The SHGlobalCounterCreateNamed function either creates or opens a counter with a given name and a given initial value for the counter. The probably earlier function SHGlobalCounterCreate does the same but with the name formed from a GUID and with the initial value of a newly created counter being necessarily zero.
The SHGlobalCounterIncrement and SHGlobalCounterDecrement functions seem intended in principle to correspond closely to the standard API functions InterlockedIncrement and InterlockedDecrement. The standard functions act on a LONG variable that is specified by an address, which may be in memory shared among multiple processes. Both return what the variable got changed to. Both are atomic, in the sense that whatever reads and writes are performed on the variable in one thread cannot be interrupted by reads or writes performed on the variable in some other thread.
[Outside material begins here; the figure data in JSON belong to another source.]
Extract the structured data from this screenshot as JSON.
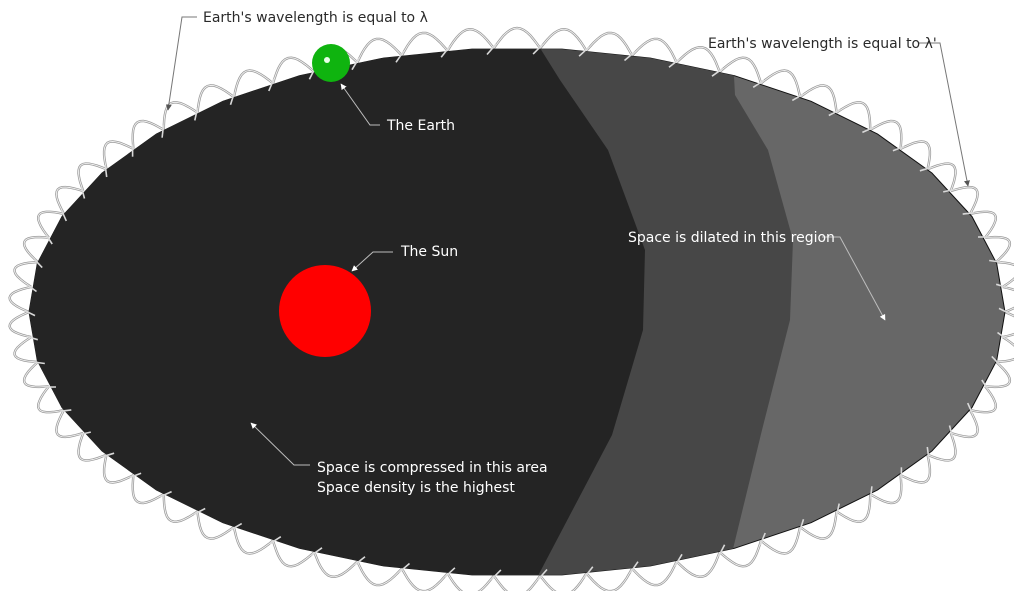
{
  "labels": {
    "earth_wavelength_left": "Earth's wavelength is equal to λ",
    "earth_wavelength_right": "Earth's wavelength is equal to λ'",
    "the_earth": "The Earth",
    "the_sun": "The Sun",
    "dilated": "Space is dilated in this region",
    "compressed_line1": "Space is compressed in this area",
    "compressed_line2": "Space density is the highest"
  },
  "colors": {
    "background": "#ffffff",
    "compressed_region": "#242424",
    "middle_region": "#474747",
    "dilated_region": "#676767",
    "sun": "#ff0000",
    "earth": "#0fb40f",
    "wave": "#9a9a9a",
    "label_on_dark": "#ffffff",
    "label_on_light": "#2a2a2a"
  },
  "icons": {
    "sun": "sun-icon",
    "earth": "earth-icon"
  }
}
The SHLWAPI functions seem intended to have all this same behaviour except that the LONG variable is specified by a handle, which eases reference to the variable from multiple processes and hides that the variable actually is implemented in (system) memory shared by all processes.
The SHGlobalCounterGetValue function reads the counter.
A side-effect of exposing an object to multiple processes, and especially for inheritance by child processes, is that SHLWAPI has to create some wide-ranging security attributes. These may be generally useful and are made accessible through the CreateAllAccessSecurityAttributes function.
All these functions are exported only by ordinal. None are yet documented.